A festive walk on the wild side: Our critic reveals the best books for nature lovers this Christmas

  • Christopher Hart rounded-up a selection of the best books on British landscape
  • The Easternmost House is a series of letters Julie Blaxland dedicated to Suffolk
  • Still Water celebrates ponds throughout the traditional countryside 

THE EASTERNMOST HOUSE by Juliet Blaxland (Sandstone £9.99, 208 pp)

THE EASTERNMOST HOUSE 

by Juliet Blaxland (Sandstone £9.99, 208 pp)

Juliet Blaxland’s book is a beautifully written month-by-month love letter to her own Suffolk house, in Easton Bavents — which is about to fall into the sea.

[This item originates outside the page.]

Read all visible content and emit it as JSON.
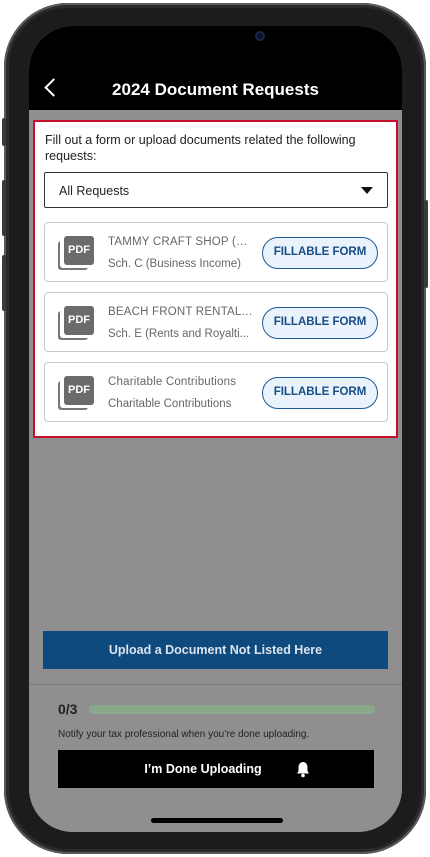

In the summer in which she writes, it stands 22 metres from the cliff edge, but by December that year, it’s down to 19 metres. (Yesterday she was finally ordered to leave.)

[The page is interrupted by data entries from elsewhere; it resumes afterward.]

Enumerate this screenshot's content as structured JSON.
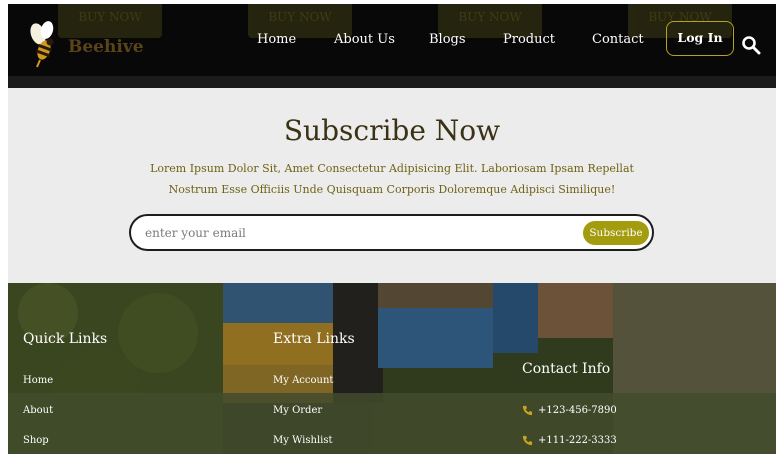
{
  "header": {
    "brand": "Beehive",
    "ghost_buttons": [
      "BUY NOW",
      "BUY NOW",
      "BUY NOW",
      "BUY NOW"
    ],
    "nav": [
      "Home",
      "About Us",
      "Blogs",
      "Product",
      "Contact"
    ],
    "login_label": "Log In",
    "search_icon": "search-icon",
    "accent_color": "#b5a21e"
  },
  "subscribe": {
    "title": "Subscribe Now",
    "description": "Lorem Ipsum Dolor Sit, Amet Consectetur Adipisicing Elit. Laboriosam Ipsam Repellat Nostrum Esse Officiis Unde Quisquam Corporis Doloremque Adipisci Similique!",
    "input_placeholder": "enter your email",
    "button_label": "Subscribe",
    "button_color": "#a39c0f"
  },
  "footer": {
    "quick_links": {
      "title": "Quick Links",
      "items": [
        "Home",
        "About",
        "Shop"
      ]
    },
    "extra_links": {
      "title": "Extra Links",
      "items": [
        "My Account",
        "My Order",
        "My Wishlist"
      ]
    },
    "contact": {
      "title": "Contact Info",
      "phones": [
        "+123-456-7890",
        "+111-222-3333"
      ],
      "phone_icon": "phone-icon"
    }
  }
}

Cue a melancholy yet also strangely heart-warming story of how the things we value most are those we will lose. And perhaps the Easternmost House has really done quite well, considering the village church fell into the sea back in 1666.

The book has a wonderful dedication: ‘To all those involved in the making of the British landscape — shepherds, hedge layers, thatchers, flint knappers …’ , and the author is a staunch supporter of the traditional countryside and its people against urban do-gooders and busybodies.

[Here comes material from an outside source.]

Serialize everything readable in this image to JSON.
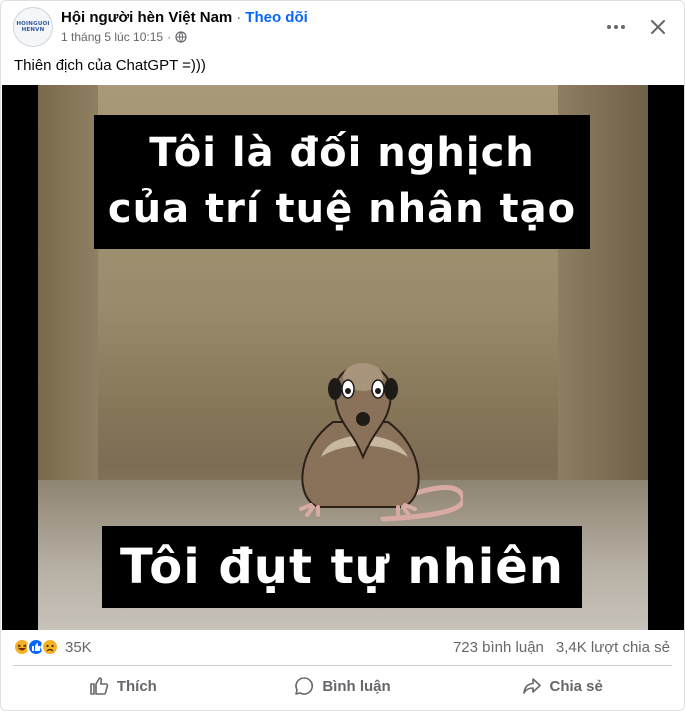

As she impishly observes: ‘One of life’s little mysteries is why the vegan foodstuff Quorn chose to name itself after one of the grandest foxhunts in the kingdom.’

STILL WATER 

STILL WATER by John Lewis-Stempel (Doubleday £14.99, 304 pp)

by John Lewis-Stempel (Doubleday £14.99, 304 pp)

The English pond is one of the most loved and yet also most threatened features of our traditional countryside: small but magical places where children used to trawl with bug nets for all kinds of strange, fascinating, wriggling aquatic mini-beasts.

Yet some half a million ponds have disappeared over the past century, no longer maintained or else deliberately filled in for ‘safety reasons’. Lewis-Stempel vividly evokes a world of pond skaters and whirligig beetles, and — the most astonishing — dragonflies.

A miracle of nature, they can fly backwards as well as forwards, see a myriad colours which we will never know (their eyes have 30 different colour receptors while we have just three) and have been buzzing around our skies for 300 million years. They have seen the dinosaurs come and go — perhaps they’ll see us come and go too. Like so much in nature, the humble pond is a place for both simple pleasures and profound reflections.

‘CHERRY’ INGRAM: THE ENGLISHMAN WHO SAVED JAPAN’S BLOSSOMS by Naoko Abe (Chatto £18.99, 400 pp)

‘CHERRY’ INGRAM: THE ENGLISHMAN WHO SAVED JAPAN’S BLOSSOMS  

by Naoko Abe (Chatto £18.99, 400 pp)

Collingwood ‘Cherry’ Ingram was one of those scholarly Englishmen who devote their lives to plant collecting, with remarkable results: in his case, the preservation of Japan’s cherry trees and their world-famous blossoms.

When he first travelled to Japan in 1902, he was smitten with all things Japanese. But when he returned in 1926, the cherry trees were in decline — for political reasons.

The militaristic new Japan began to insist on something called the national ‘cherry blossom spirit,’ and decreed that just one variety, the Somei-yoshino, really captured its essence. Other varieties were neglected. Yet thanks to Ingram and his own superb collection back in Kent, Japan’s amazing arboreal heritage was later reclaimed.

Today the cherry tree is once more flourishing, and in one district on the east coast they are currently re-planting a colossal 99,000 new specimens, as a symbol, they say, of ‘hope and repentance’. That district is called Fukushima.